La cloche fit chanter l’écho des murs antiques ;
Et les chœurs endormis depuis le temps jadis,
Fervents ainsi qu’aux jours des nobles fleurs de lys,
Dans l’église déserte ont redit leurs cantiques.

Je t’évoquais, cloche des deuils et des adieux.
Et cloche des fiertés joyeusement sonore,
Saluant par ton chant virginal dans l’aurore,
Le chef Tacouérima toujours victorieux !

Je t’entendais frémir d’allégresse au baptême,
Saluer le secret profond de l’Ostensoir,
Convier les croyants à l’oraison du soir.
Et sur les trépassés gémir l’adieu suprême.
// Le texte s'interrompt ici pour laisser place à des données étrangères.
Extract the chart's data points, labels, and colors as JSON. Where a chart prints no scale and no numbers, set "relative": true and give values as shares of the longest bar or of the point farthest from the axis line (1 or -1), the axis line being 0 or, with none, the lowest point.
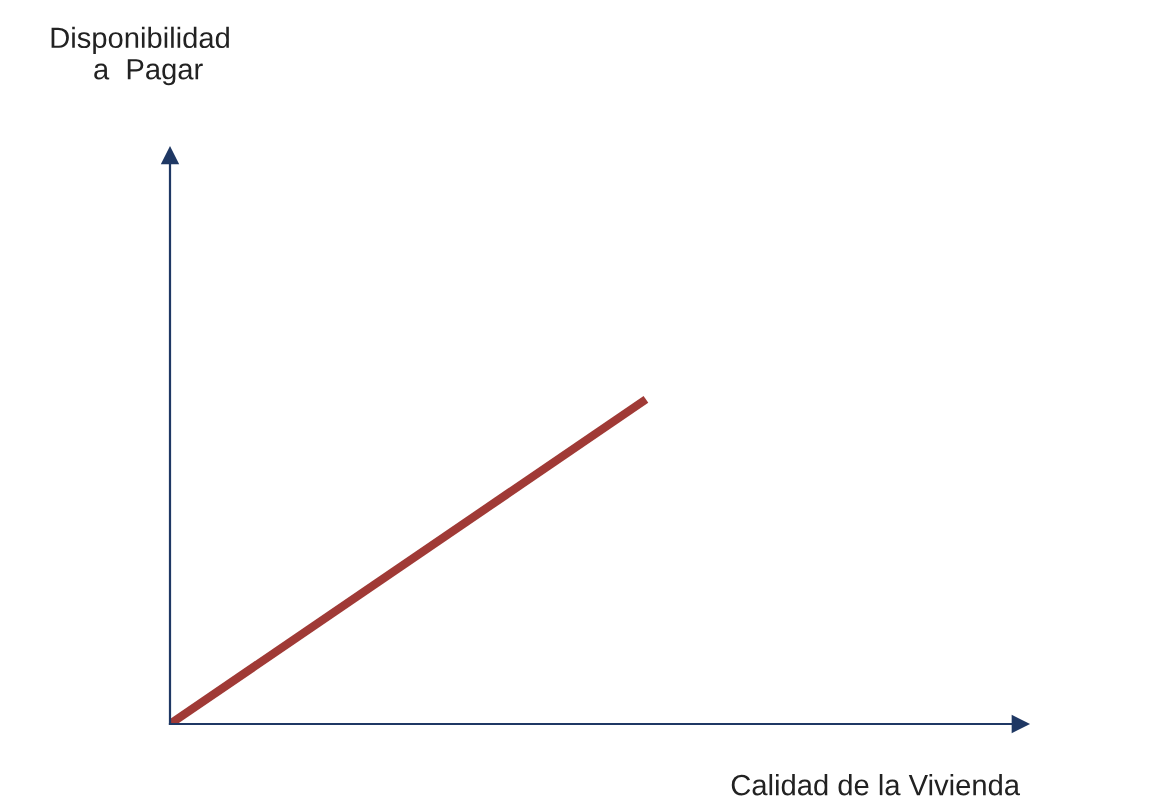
{
  "chart_data": {
    "type": "line",
    "relative": true,
    "xlabel": "Calidad de la Vivienda",
    "annotations": [
      "Disponibilidad\n  a  Pagar"
    ],
    "categories": [
      null,
      null
    ],
    "series": [
      {
        "color": "#a03a36",
        "values": [
          0,
          1
        ]
      }
    ],
    "legend": false
  }
}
Je t’évoquais, sonnant bien loin dans l’Autrefois,
Pour le retour du brave à la plage natale,
Pour le pêcheur perdu dans la brume automnale,
Et qui revient au port, appelé par ta voix.

Je revoyais aussi les sveltes sauvagesses,
Au frôlement silencieux de leurs souliers
S’avancer vers l’autel avec les fiers guerriers,
En inclinant leur front orné de noires tresses.

Je t’entendais encor, dominant tout le bruit
De la bourgade en feu, quand ton bronze tragique,
Parmi les hurlements de la folle panique,
Jeta les sons affreux du tocsin dans la nuit.